A year later, Newton’s Hamlethub online newsletter reported, “Janice Bernard will read ‘The Chickadee Spirit’ by Bill O. Smith (December 28, 2013, in the CH Booth Library boardroom). Children learn interesting facts about tits and make a bird feeder to take away. Each participating child will receive a free copy of “Chickadee Spirit”, donated by the author. For 5-8 years. “

Smith’s book sales have hit 25,000, which is considered a notable feat given that it was self-published, with “Chickadees at Night” accounting for about half of that.

“Usually when you run off your friends and family with self-published books, you’re kind of finished,” said Smith, laughing. “So to sell so many copies through word of mouth, the story must have grabbed people’s hearts and imaginations.”

Smith’s books include Chickadees at Night (2012); “The Chickadee Spirit” (2013); “Meisenland” (2018); and his latest, released just a few months ago, “Chickadees in December” (2021).

The books were illustrated by Traverse City artist Charles Murphy while Jenifer Thomas provided the graphic design.

“Because there are only a few hundred words in a book … its abilities capture both mood and beauty, and that’s exactly what my books needed,” said Smith of Murphy’s artwork.

Murphy graduated from Minnesota State University in 1974 with a Bachelor of Fine Arts in Studio Arts. Although he also paints in acrylics and oils, he says that his illustration work is done in watercolor.

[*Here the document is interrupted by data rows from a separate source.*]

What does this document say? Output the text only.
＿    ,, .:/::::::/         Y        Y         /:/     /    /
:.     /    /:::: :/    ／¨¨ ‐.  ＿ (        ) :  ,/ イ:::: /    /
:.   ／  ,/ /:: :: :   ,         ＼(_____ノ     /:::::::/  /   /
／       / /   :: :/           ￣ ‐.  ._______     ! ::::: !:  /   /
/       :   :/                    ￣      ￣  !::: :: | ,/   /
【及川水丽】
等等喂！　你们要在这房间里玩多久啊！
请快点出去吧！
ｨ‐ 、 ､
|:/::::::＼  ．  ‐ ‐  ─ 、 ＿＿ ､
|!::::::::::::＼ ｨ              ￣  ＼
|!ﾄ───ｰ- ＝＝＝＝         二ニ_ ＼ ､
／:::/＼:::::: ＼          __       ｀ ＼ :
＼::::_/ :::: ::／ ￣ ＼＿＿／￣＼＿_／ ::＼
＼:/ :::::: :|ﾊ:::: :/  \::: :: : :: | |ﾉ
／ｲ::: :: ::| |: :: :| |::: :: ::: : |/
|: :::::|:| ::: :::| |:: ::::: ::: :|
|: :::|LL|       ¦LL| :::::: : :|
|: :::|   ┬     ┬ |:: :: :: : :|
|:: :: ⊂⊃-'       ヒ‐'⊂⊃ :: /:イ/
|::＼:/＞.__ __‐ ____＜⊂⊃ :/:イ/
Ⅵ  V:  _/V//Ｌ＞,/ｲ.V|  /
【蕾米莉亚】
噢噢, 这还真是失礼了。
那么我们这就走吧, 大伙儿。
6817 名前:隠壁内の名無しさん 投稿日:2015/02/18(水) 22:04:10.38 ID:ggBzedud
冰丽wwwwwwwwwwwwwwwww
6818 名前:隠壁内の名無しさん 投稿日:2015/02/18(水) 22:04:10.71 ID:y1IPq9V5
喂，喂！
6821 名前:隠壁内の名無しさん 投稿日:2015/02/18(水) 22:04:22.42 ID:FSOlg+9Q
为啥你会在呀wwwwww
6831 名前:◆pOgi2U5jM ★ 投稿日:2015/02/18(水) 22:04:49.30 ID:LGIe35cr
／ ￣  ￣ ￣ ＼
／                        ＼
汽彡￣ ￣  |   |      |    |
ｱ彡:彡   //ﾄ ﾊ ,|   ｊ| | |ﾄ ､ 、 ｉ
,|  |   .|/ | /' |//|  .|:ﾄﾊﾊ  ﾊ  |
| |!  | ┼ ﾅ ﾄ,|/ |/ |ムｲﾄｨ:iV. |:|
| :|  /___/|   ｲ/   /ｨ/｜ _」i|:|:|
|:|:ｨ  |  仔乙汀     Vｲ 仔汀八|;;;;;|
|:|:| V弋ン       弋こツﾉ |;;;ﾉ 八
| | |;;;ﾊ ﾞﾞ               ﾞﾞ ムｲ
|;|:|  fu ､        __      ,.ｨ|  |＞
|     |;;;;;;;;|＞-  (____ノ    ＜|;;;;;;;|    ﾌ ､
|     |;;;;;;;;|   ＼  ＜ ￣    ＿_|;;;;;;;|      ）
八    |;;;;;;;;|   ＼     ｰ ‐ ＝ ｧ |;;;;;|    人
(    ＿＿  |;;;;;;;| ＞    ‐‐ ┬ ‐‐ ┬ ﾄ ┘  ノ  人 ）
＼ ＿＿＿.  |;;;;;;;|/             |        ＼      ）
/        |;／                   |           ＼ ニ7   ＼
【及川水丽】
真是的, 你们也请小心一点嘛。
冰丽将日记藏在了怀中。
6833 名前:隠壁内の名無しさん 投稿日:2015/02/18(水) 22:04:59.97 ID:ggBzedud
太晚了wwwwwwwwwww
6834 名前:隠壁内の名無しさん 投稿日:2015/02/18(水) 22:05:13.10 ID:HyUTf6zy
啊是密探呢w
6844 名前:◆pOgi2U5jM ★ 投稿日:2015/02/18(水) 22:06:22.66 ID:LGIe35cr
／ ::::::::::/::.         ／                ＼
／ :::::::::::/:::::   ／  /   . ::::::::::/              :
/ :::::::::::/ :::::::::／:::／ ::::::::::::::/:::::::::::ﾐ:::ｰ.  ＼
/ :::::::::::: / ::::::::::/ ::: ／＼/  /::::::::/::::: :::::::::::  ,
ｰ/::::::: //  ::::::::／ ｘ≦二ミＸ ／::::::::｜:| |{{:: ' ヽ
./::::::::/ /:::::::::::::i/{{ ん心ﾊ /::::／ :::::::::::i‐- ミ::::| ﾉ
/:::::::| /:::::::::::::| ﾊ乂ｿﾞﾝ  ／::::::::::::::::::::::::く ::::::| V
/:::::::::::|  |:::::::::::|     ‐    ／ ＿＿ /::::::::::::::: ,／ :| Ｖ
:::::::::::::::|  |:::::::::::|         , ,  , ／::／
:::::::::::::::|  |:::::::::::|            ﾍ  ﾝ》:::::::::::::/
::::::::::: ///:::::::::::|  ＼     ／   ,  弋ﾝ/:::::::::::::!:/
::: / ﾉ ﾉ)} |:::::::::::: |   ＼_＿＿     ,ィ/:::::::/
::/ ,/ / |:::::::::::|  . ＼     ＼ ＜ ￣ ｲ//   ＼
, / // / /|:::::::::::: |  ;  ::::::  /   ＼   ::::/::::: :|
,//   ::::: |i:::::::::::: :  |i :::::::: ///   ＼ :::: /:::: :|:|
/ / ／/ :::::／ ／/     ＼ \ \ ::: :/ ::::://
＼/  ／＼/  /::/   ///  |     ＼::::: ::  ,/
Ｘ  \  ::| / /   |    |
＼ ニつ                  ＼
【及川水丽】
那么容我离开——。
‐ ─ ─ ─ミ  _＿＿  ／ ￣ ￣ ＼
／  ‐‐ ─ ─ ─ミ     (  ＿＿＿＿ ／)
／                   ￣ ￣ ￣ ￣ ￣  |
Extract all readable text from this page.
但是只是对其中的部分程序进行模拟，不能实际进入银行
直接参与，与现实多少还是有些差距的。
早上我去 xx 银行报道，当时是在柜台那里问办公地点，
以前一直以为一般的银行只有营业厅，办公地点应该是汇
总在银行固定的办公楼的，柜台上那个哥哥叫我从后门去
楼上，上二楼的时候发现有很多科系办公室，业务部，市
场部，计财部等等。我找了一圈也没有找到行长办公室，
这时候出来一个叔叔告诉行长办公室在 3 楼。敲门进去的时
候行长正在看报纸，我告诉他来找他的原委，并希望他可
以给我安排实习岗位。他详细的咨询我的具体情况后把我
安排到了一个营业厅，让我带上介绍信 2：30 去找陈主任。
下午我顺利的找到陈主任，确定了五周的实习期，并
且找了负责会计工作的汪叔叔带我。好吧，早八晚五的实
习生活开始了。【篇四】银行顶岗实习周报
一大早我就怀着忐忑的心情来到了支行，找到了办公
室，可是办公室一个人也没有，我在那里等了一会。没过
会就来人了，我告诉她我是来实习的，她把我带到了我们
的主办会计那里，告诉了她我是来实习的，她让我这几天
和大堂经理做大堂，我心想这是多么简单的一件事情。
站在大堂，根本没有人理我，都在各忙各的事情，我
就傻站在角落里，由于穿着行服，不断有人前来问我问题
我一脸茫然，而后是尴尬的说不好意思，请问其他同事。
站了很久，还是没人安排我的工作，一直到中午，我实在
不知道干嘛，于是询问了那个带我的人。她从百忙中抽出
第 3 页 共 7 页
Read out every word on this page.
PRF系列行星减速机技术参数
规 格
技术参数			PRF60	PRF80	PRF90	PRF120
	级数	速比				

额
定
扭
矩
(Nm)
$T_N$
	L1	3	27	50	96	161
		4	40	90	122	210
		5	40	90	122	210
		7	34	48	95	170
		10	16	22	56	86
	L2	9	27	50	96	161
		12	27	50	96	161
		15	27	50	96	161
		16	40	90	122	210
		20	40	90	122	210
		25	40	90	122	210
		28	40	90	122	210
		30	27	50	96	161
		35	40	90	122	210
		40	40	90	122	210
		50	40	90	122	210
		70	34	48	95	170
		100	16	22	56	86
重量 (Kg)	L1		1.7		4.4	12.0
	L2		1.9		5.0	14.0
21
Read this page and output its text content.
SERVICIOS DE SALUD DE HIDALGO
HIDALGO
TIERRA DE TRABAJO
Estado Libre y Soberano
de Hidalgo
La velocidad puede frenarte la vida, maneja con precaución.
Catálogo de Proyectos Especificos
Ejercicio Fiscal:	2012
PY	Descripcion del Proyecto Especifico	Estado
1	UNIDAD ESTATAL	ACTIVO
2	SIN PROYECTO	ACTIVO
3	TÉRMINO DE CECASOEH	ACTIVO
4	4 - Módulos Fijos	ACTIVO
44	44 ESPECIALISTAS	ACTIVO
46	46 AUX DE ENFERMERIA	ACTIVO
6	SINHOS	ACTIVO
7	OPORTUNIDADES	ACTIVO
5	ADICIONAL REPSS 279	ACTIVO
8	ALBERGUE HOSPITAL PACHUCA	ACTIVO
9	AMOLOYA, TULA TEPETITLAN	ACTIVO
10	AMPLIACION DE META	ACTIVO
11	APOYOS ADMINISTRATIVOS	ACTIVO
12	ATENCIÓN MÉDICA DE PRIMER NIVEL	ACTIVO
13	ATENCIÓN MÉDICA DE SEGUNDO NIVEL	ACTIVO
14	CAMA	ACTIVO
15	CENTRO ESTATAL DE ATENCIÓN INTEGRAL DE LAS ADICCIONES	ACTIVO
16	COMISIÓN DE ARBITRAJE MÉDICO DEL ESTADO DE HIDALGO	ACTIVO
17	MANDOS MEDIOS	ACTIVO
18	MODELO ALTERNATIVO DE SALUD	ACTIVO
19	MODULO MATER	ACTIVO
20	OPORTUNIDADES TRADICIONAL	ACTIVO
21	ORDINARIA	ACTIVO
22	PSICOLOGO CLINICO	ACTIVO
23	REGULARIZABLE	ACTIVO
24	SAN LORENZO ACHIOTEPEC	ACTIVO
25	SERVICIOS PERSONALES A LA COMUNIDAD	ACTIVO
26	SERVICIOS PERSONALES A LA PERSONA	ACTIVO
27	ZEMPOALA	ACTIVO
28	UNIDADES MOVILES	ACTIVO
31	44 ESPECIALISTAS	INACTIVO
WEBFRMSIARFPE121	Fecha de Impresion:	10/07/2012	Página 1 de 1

“In the first, leaner years, I supplemented my income by pursuing another passion for woodworking, designing and making furniture and furnishings,” said Murphy. “Then I did graphic design for commercial clients. At the same time, I began teaching adult education painting classes for Leelanau School in Glen Arbor and Community Art Centers in the states of Michigan and Florida. The teaching of these classes has been expanded over the years to include travel workshops abroad to Spain, France and Italy. “

That pursuit, Murphy said, earned him Arts Educator of the Year in 2003. He continues to teach intensive course workshops for adult education in painting in various locations. To date, he has collaborated and exhibited with over 50 galleries and shown his work at the American Watercolor Society and the International Society of Experimental Artists.

“My illustration work has appeared in numerous magazines, but mostly in children’s books by various authors, most of whom are Michigan,” said Murphy. “The book that got me into illustration work was ‘Reach For The Moon’ by Samantha Abeel of Traverse City. This book, which was last published by Scholastic, has received several awards and is primarily concerned with the topic of dyslexia. The latest books to do with illustration work are the four Chickadee books by Bill and my own book of rhyming verse called “The Waking Hour”.

“While my artwork is sold in a number of frame stores and galleries, my main northern Michigan gallery is the Twisted Fish Gallery in Elk Rapids. My artwork has also been published on greeting cards, calendars, and CD covers, as well as non-fiction and textbook covers. “

Commenting on Smith’s Chickadee stories, Murphy said, “I find them resourceful and entertaining. As an illustrator, you have certainly presented me with a quick visual language. “

Smith said while he plans to continue writing, no schedule is set in stone.

“There are a lot of ideas that I have – I have a lot of options – but there is nothing at its point that got me so gripped that I say, ‘Yes, this is what I am going to strive for,'” he said.